While the #ToylikeMe campaign has received positive feedback, historically other disability dolls, such as Mattel’s Hal’s Pals series of Cabbage Patch style dolls with disabilities in the 1980s, or Helga Parks Down Syndrome Dolls have been heavily criticised by a society unwilling to accept disability.
Opponents to disability dolls often point to the ways they emphasise difference rather than encourage children with disabilities to see themselves as the same as everybody else.

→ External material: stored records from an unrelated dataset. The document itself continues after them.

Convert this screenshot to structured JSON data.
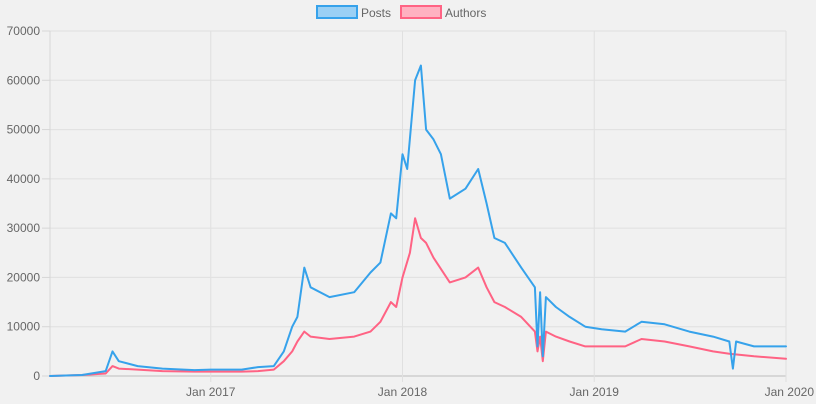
{
  "chart_data": {
    "type": "line",
    "title": "",
    "xlabel": "",
    "ylabel": "",
    "x_axis": {
      "min": "2016-03-01",
      "max": "2020-01-01",
      "ticks": [
        {
          "date": "2017-01-01",
          "label": "Jan 2017"
        },
        {
          "date": "2018-01-01",
          "label": "Jan 2018"
        },
        {
          "date": "2019-01-01",
          "label": "Jan 2019"
        },
        {
          "date": "2020-01-01",
          "label": "Jan 2020"
        }
      ]
    },
    "y_axis": {
      "min": 0,
      "max": 70000,
      "ticks": [
        0,
        10000,
        20000,
        30000,
        40000,
        50000,
        60000,
        70000
      ]
    },
    "grid": true,
    "legend_position": "top",
    "series": [
      {
        "name": "Posts",
        "color": "#36a2eb",
        "fill": "#9ad0f5",
        "points": [
          [
            "2016-03-01",
            0
          ],
          [
            "2016-05-01",
            200
          ],
          [
            "2016-06-15",
            1000
          ],
          [
            "2016-06-28",
            5000
          ],
          [
            "2016-07-10",
            3000
          ],
          [
            "2016-08-15",
            2000
          ],
          [
            "2016-10-01",
            1500
          ],
          [
            "2016-12-01",
            1200
          ],
          [
            "2017-01-01",
            1300
          ],
          [
            "2017-03-01",
            1300
          ],
          [
            "2017-04-01",
            1800
          ],
          [
            "2017-05-01",
            2000
          ],
          [
            "2017-05-20",
            5000
          ],
          [
            "2017-06-05",
            10000
          ],
          [
            "2017-06-15",
            12000
          ],
          [
            "2017-06-28",
            22000
          ],
          [
            "2017-07-10",
            18000
          ],
          [
            "2017-08-15",
            16000
          ],
          [
            "2017-10-01",
            17000
          ],
          [
            "2017-11-01",
            21000
          ],
          [
            "2017-11-20",
            23000
          ],
          [
            "2017-12-10",
            33000
          ],
          [
            "2017-12-20",
            32000
          ],
          [
            "2018-01-01",
            45000
          ],
          [
            "2018-01-10",
            42000
          ],
          [
            "2018-01-25",
            60000
          ],
          [
            "2018-02-05",
            63000
          ],
          [
            "2018-02-15",
            50000
          ],
          [
            "2018-03-01",
            48000
          ],
          [
            "2018-03-15",
            45000
          ],
          [
            "2018-04-01",
            36000
          ],
          [
            "2018-05-01",
            38000
          ],
          [
            "2018-05-25",
            42000
          ],
          [
            "2018-06-10",
            35000
          ],
          [
            "2018-06-25",
            28000
          ],
          [
            "2018-07-15",
            27000
          ],
          [
            "2018-08-15",
            22000
          ],
          [
            "2018-09-10",
            18000
          ],
          [
            "2018-09-15",
            6000
          ],
          [
            "2018-09-20",
            17000
          ],
          [
            "2018-09-25",
            4000
          ],
          [
            "2018-10-01",
            16000
          ],
          [
            "2018-10-20",
            14000
          ],
          [
            "2018-11-15",
            12000
          ],
          [
            "2018-12-15",
            10000
          ],
          [
            "2019-01-15",
            9500
          ],
          [
            "2019-03-01",
            9000
          ],
          [
            "2019-04-01",
            11000
          ],
          [
            "2019-05-15",
            10500
          ],
          [
            "2019-07-01",
            9000
          ],
          [
            "2019-08-15",
            8000
          ],
          [
            "2019-09-15",
            7000
          ],
          [
            "2019-09-22",
            1500
          ],
          [
            "2019-09-28",
            7000
          ],
          [
            "2019-11-01",
            6000
          ],
          [
            "2020-01-01",
            6000
          ]
        ]
      },
      {
        "name": "Authors",
        "color": "#ff6384",
        "fill": "#ffb1c1",
        "points": [
          [
            "2016-03-01",
            0
          ],
          [
            "2016-05-01",
            200
          ],
          [
            "2016-06-15",
            500
          ],
          [
            "2016-06-28",
            2000
          ],
          [
            "2016-07-10",
            1500
          ],
          [
            "2016-08-15",
            1300
          ],
          [
            "2016-10-01",
            1000
          ],
          [
            "2016-12-01",
            900
          ],
          [
            "2017-01-01",
            900
          ],
          [
            "2017-03-01",
            900
          ],
          [
            "2017-04-01",
            1000
          ],
          [
            "2017-05-01",
            1300
          ],
          [
            "2017-05-20",
            3000
          ],
          [
            "2017-06-05",
            5000
          ],
          [
            "2017-06-15",
            7000
          ],
          [
            "2017-06-28",
            9000
          ],
          [
            "2017-07-10",
            8000
          ],
          [
            "2017-08-15",
            7500
          ],
          [
            "2017-10-01",
            8000
          ],
          [
            "2017-11-01",
            9000
          ],
          [
            "2017-11-20",
            11000
          ],
          [
            "2017-12-10",
            15000
          ],
          [
            "2017-12-20",
            14000
          ],
          [
            "2018-01-01",
            20000
          ],
          [
            "2018-01-15",
            25000
          ],
          [
            "2018-01-25",
            32000
          ],
          [
            "2018-02-05",
            28000
          ],
          [
            "2018-02-15",
            27000
          ],
          [
            "2018-03-01",
            24000
          ],
          [
            "2018-04-01",
            19000
          ],
          [
            "2018-05-01",
            20000
          ],
          [
            "2018-05-25",
            22000
          ],
          [
            "2018-06-10",
            18000
          ],
          [
            "2018-06-25",
            15000
          ],
          [
            "2018-07-15",
            14000
          ],
          [
            "2018-08-15",
            12000
          ],
          [
            "2018-09-10",
            9000
          ],
          [
            "2018-09-15",
            5000
          ],
          [
            "2018-09-20",
            8000
          ],
          [
            "2018-09-25",
            3000
          ],
          [
            "2018-10-01",
            9000
          ],
          [
            "2018-10-20",
            8000
          ],
          [
            "2018-11-15",
            7000
          ],
          [
            "2018-12-15",
            6000
          ],
          [
            "2019-01-15",
            6000
          ],
          [
            "2019-03-01",
            6000
          ],
          [
            "2019-04-01",
            7500
          ],
          [
            "2019-05-15",
            7000
          ],
          [
            "2019-07-01",
            6000
          ],
          [
            "2019-08-15",
            5000
          ],
          [
            "2019-09-15",
            4500
          ],
          [
            "2019-11-01",
            4000
          ],
          [
            "2020-01-01",
            3500
          ]
        ]
      }
    ]
  }
}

This ignores the way environments and discriminatory attitudes disable people, not bodies.
As disability rights activist Lisa Egan explains in an xoJane article shared more than 15 000 times, the lack of wheelchair access at train stations is an example of the ways environments have been constructed to exclude people with disability:
Stairs and escalators are man-made barriers put in the way by a discriminatory society that excludes me because I have impaired mobility..
Makies, #toyslikeme and the broader focus on disability in digital spaces show we are in the midst of a significant shift towards an inclusive world view of disability.
With children with disabilities now more likely to attend mainstream schools, children without disabilities are exposed to the reality of disability in society.
Campaigns such as #toylikeme continue to use their global network of followers to encourage mainstream toy companies such as LEGO, Playmobil and Mattel to incorporate disabled toys into their catalogue.
It’s not just children with disabilities who will benefit from inclusive toybox representation.